In the spring, the lack of good, validated therapies kept medical teams up at night, making do with the available tools, King said. Thirteen months after his first diagnosis, now he is trying to figure out what to do with the patients who won’t get any better despite the therapies.

“We can really manage the majority of people that are quite ill when they come in,” he said. “Some of the most challenging cases were people that didn't seem to respond to the therapy and continued to have virus levels.”

Often these are patients with comorbidities. The virus can cause inflammation of the “whole body physiology,” meaning so many underlying conditions could be behind a patient’s bad response to the infection.

As an infectious disease doctor, it’s King’s job to make sure patients are on the right treatments.
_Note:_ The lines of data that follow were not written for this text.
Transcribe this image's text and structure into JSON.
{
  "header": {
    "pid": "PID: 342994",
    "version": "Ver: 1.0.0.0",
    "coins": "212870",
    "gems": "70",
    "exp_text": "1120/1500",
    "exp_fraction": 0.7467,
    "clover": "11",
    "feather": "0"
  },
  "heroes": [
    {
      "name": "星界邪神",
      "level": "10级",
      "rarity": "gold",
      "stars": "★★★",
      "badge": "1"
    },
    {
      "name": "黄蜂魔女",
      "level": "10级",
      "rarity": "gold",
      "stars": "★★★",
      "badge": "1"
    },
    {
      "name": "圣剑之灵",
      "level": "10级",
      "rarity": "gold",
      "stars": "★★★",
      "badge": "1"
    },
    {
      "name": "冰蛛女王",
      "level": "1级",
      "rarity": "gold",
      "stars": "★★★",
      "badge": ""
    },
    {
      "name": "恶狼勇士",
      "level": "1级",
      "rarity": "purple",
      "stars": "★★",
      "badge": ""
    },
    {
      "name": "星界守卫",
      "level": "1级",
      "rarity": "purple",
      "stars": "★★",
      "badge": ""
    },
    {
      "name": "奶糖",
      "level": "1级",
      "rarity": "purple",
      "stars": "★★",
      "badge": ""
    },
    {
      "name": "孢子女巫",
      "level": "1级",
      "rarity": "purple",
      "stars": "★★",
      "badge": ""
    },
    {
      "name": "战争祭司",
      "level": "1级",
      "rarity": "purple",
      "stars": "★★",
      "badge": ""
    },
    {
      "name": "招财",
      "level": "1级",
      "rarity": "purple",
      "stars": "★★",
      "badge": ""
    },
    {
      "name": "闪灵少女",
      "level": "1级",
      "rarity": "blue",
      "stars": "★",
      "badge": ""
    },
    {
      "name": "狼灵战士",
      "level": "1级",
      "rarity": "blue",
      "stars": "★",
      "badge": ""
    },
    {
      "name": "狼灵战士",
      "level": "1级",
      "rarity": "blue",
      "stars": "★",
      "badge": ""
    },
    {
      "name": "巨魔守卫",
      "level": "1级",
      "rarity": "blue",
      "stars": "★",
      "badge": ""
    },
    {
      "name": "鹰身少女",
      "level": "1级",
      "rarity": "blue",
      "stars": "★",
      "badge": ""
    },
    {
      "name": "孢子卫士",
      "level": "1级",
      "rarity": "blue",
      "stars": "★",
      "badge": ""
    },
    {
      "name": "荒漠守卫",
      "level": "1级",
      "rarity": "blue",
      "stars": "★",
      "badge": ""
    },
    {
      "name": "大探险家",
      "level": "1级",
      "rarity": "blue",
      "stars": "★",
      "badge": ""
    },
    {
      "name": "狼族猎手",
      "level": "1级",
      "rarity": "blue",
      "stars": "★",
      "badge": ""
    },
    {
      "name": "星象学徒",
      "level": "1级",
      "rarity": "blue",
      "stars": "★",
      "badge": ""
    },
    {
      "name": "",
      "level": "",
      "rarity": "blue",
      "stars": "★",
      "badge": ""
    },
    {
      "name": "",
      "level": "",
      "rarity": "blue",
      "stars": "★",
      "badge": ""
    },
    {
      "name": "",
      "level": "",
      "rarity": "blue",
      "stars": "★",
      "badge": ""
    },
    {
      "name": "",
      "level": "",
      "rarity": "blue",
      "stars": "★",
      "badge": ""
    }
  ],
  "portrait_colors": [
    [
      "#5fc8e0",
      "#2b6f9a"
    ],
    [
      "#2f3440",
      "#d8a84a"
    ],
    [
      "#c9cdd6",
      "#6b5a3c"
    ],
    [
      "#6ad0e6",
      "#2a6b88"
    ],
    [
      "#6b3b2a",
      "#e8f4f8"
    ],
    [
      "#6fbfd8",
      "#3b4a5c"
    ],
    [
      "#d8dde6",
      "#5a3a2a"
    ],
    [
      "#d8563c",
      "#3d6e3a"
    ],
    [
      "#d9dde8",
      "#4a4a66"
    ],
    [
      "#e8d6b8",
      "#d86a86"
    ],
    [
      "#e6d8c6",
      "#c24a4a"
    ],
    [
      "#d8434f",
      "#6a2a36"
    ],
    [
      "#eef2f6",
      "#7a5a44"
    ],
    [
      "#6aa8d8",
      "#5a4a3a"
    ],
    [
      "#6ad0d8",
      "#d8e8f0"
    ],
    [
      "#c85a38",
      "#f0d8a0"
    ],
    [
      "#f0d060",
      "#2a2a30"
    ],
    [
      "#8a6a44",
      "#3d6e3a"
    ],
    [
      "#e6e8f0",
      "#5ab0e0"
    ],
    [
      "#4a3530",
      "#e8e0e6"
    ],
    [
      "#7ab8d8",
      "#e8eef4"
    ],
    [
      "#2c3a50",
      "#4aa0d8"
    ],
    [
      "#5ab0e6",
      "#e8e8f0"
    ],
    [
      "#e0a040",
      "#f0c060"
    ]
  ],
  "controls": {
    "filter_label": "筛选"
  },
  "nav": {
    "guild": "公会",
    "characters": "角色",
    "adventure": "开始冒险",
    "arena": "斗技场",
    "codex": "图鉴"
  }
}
During the pandemic, that often meant coming in late at night trying to help a complicated patient get on the track to recovery. He recalls one COVID-19 patient in June who had chronic leukemia, and he wouldn’t produce any antibodies despite the standard therapies.

After a long night working to get approvals for a novel treatment, shipping it in from another part of the country, making sure it matched the patient’s blood type, he became the VA’s first convalescent plasma patient, which seemed to finally weaken the virus’ effects.

The therapeutics, ventilatory care and oxygen support, as well as good, focused care is what makes the biggest difference in patient outcomes, he said. This takes enormous resources, and when a surge of patients come in at once, resources become stretched thin, not just for COVID-19 patients, but for everyone in the hospital, King explained.

“Now, the coming down, I think, is very promising,” he said. “But certainly, if we're not careful at this point, I agree with what the public health officials are saying that we could see a rebound until we get more people vaccinated.”

Hospitals are allowing visitation with fewer restrictions and resuming elective procedures. But from caring for outpatients in need of treatment for post-infection inflammation to addressing the myriad of health setbacks in non-COVID patients, while still caring for hundreds of complicated COVID-19 patients, the fight goes on for Ohio hospitals.

"You put out one fire and you take out another in health care,” Palmer said.